A niche market is a focused targetable portion (subset) of a market sector. -Wikipedia
We live in a world of choices and possibilities. It is a fact of life that from the time you rise in the morning we are advertised to by a huge number of companies offering their wares to us and making it clear that they have what we want. We live in a free market society which is at best a storm-tossed sea of supply and demand. On this sea are the corporate fishing trawlers and private fishing boats, all casting lines hoping to capture our attention and praying we’ll chase the lure and go for a bite... hook, line, and sinker.

Free markets are not a bad thing. Free markets are self-limiting beasts wherein buyers have access to what it is that they want. Corporations perform research in hopes of understanding what it is that consumers want (we’re talking large numbers of consumers) and work hard at fulfilling the consumer's desires. As technology grows, new and better versions of the consumer’s desire(s) are made and offered to them as updates or new product lines. In a nutshell, all can be narrowed down to the following:

A niche?

Consumer wants/desire/money = product & amount made for consumer
So why am I boring you with a primer on free market economics? To offer you a bit of PC gaming history, what else?! When personal computers hit the market in the early 1980s, software developers generated a large variety of game titles. In 1993 a game arrived on the scene: Doom.

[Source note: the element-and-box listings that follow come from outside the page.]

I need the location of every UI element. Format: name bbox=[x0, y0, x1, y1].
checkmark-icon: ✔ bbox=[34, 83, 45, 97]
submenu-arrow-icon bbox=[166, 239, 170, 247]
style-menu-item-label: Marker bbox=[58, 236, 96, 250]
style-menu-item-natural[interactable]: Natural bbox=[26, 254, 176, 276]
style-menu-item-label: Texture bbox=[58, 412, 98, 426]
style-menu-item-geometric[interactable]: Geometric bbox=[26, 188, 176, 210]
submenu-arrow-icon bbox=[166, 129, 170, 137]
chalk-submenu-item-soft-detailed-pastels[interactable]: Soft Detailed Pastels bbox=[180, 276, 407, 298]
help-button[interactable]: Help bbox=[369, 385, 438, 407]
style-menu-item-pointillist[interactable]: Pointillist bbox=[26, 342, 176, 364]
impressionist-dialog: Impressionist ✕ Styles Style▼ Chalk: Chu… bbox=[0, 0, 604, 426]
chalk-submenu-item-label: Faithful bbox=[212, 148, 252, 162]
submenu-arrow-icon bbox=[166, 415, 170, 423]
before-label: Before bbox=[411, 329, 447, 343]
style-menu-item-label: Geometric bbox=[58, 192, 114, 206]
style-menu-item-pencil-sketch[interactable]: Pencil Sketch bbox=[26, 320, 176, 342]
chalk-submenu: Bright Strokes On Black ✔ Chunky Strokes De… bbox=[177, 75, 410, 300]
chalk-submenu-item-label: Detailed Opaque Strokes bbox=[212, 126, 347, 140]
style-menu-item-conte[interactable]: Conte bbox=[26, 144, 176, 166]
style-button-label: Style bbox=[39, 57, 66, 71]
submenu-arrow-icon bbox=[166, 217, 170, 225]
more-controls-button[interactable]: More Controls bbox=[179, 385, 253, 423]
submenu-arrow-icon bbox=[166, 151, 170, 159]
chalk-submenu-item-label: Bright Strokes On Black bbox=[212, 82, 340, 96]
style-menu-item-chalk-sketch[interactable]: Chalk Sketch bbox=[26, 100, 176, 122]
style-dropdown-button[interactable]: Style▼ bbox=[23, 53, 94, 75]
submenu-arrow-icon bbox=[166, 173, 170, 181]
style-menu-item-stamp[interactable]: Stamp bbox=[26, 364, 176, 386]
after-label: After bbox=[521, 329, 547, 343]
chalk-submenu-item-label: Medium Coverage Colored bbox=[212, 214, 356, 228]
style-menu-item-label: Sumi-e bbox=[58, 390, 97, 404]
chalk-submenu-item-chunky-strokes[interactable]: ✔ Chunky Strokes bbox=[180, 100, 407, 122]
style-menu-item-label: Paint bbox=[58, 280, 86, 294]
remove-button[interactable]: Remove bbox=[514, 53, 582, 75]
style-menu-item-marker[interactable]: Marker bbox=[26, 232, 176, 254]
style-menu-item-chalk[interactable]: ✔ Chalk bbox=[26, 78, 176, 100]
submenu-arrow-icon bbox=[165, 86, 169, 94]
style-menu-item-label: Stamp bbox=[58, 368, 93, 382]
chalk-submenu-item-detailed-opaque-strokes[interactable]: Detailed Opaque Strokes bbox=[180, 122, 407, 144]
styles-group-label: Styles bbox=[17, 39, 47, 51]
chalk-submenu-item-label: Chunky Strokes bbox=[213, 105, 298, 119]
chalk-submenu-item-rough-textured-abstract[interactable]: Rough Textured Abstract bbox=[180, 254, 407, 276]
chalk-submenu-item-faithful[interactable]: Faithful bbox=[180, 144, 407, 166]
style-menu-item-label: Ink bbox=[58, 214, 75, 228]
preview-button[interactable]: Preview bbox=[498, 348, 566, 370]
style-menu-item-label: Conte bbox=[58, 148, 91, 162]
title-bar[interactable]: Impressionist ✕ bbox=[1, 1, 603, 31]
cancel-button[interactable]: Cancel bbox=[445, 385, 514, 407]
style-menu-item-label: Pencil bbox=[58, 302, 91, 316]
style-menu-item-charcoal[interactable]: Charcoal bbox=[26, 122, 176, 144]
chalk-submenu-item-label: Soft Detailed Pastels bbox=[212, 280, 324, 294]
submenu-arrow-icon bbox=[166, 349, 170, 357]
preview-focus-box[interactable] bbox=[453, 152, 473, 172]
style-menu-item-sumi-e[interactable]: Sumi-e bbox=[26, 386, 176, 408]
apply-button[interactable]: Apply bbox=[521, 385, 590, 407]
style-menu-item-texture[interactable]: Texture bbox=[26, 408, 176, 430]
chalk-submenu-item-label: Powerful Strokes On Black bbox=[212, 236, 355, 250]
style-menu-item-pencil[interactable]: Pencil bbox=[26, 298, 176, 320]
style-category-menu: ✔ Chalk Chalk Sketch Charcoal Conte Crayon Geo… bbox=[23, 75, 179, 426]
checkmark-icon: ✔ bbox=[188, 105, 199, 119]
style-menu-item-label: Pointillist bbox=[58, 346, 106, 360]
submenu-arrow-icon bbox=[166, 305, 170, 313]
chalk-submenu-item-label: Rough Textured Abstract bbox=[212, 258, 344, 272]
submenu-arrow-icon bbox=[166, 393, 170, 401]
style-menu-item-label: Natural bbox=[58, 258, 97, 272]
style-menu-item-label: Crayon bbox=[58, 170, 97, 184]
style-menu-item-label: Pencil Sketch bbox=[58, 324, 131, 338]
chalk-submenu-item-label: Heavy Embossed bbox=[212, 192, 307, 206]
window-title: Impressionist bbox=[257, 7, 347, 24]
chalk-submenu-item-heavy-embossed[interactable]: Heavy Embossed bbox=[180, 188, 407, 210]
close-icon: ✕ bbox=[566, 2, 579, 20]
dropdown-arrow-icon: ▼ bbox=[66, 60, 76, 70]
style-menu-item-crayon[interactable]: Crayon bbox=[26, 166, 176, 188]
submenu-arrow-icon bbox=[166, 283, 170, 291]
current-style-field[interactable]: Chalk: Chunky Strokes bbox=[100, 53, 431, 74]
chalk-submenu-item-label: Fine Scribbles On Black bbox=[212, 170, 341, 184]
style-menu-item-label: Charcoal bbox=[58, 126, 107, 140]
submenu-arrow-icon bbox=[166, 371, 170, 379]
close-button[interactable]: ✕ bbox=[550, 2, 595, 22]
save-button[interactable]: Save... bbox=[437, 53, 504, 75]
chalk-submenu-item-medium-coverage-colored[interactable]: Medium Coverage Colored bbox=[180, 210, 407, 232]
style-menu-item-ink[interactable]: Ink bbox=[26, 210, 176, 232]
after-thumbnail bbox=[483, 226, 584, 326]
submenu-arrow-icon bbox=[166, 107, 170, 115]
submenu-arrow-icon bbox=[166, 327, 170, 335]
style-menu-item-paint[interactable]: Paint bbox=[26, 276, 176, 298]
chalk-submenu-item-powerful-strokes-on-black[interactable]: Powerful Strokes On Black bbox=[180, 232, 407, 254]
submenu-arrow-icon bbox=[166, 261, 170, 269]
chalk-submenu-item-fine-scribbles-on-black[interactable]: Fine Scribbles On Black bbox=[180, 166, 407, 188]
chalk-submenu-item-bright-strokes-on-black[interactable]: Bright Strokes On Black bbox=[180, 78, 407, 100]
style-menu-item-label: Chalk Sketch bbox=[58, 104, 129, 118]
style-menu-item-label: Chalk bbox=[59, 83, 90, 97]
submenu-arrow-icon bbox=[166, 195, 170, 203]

Doom set new standards for graphics, first-person shooters and networked multiplayer gaming. The gaming world has never been the same since. Doom also made a point with commercial software developers: consumers want this and they are willing to pay top-(your currency symbol here). To this very day, some of the best selling PC gaming software products are the first-person shooter (FPS) and the MMORPGs. “But what about...” Yes, I realize there are other market factors such as console gaming, but for brevity’s sake I’m going to keep focused on the PC.

All of this fame has its economic consequences. The commercial game development industry is feeling the crunch as it tries to turn a profit while trying to compensate its talent - which ultimately results in fewer games to purchase and disgruntled software developers that are paid a meagre percentage of the games revenue.